SASKATOON – As a five-year study of the climate and hydrology of Western Canada comes to an end, researchers at the University of Saskatchewan (U of S) say they have diagnosed the water-borne effects of recent climate change and are now predicting future impacts including floods, droughts, and extreme weather events that could save lives and prevent billions of dollars in damages.
These findings from the U of S-led Changing Cold Regions Network (CCRN) are presented in the documentary, The Changing Climate and Environment of Western Canada, where researchers have measured unprecedented changes that include rising temperatures, rapidly melting glaciers, more severe extreme weather events, and changes to the timing and volume of river flows.
“We are undergoing the most rapid warming of the planet’s cold regions in the history of humanity,” said Howard Wheater, Canada Excellence Research Chair in Water Security and director of the Global Institute for Water Security at the U of S. “Monitoring and diagnosing these unprecedented changes and trying to understand what the future holds in Western Canada’s interior is key to the future security of this country and the world.”
Wheater says that these rapid changes have put tremendous pressure on the land, water and vegetation, posing important challenges for society.
“How do we manage water security in the face of rapid change and uncertain water futures? Thanks to everyone involved with CCRN, we are in a much better position.”
CCRN research uses historical information and novel computer models to predict changes in everything from weather patterns and overall climate, to the potential for floods, droughts, and wildfires.
Scientist now say there is greater warming and wetting occurring in northwestern Canada – large areas of the Yukon and Northwest Territories – that is causing rapid permafrost thaw and summers that are longer and rainier. The data shows that winter minimum temperatures in the region have gone up by as much as eight degrees and average temperatures by as much as four to five degrees over the past 50 years.
In the last five years, the provinces of Manitoba, Saskatchewan, Alberta and British Columbia, have experienced the most extreme floods and droughts in recorded history, and shifts in the timing and location of floods, fires and droughts are now evident. The research also shows that winter minimum temperatures have gone up four to five degrees, with average temperatures up two to three degrees.
Across all of Western Canada, winters are as much as two months shorter since the 1970’s, with reduced snow cover and depth.

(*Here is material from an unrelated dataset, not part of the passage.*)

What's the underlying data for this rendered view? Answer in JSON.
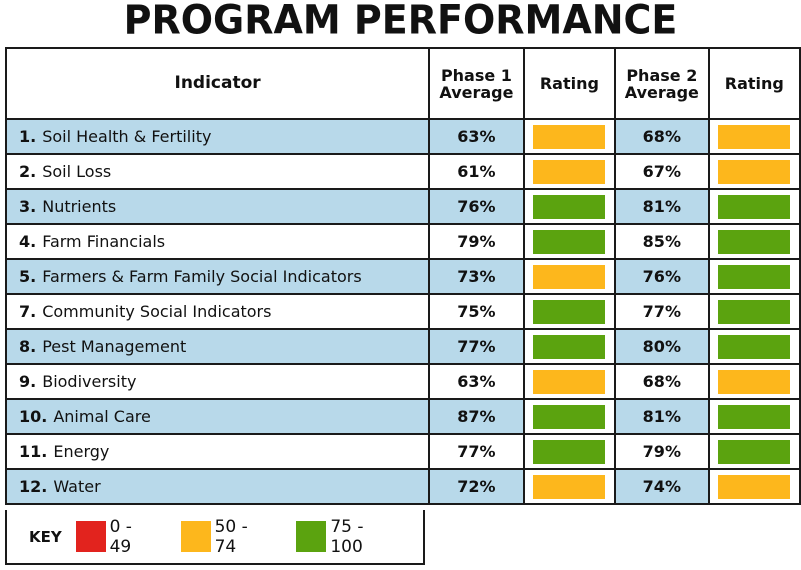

“This warming has had tremendous impacts on the environment, including the added stresses on our mountain glaciers,” said John Pomeroy, Canada Research Chair in Water Resources and Climate Change at the U of S and director of the recently created Global Water Futures program.
Pomeroy says the source waters for both the Mackenzie and the Saskatchewan River Basins come from the Rocky Mountains, but climate warming is reducing some snowpacks and melting the glaciers that feed and maintain the river flows. Some, like the Athabasca Glacier, are retreating at a rate of five to six metres per year.
“This rapid melt means that in the Canadian Rockies, it will eventually be difficult to see any glaciers from the Icefields Parkway in Banff National Park, where only greatly reduced remnants of the major icefields will persist by the end of this century.”
Pomeroy says these findings are a call to action and a chance to keep from repeating the mistakes of the past.
“We can look to mitigate damages and get people out of flood plains before the waters rise. We can identify areas that are likely to experience extreme fires or droughts before they happen. We can help manage our crop and food production across the prairies,” says Pomeroy.
“Our water future is precarious and we are doing everything we can to look after it.”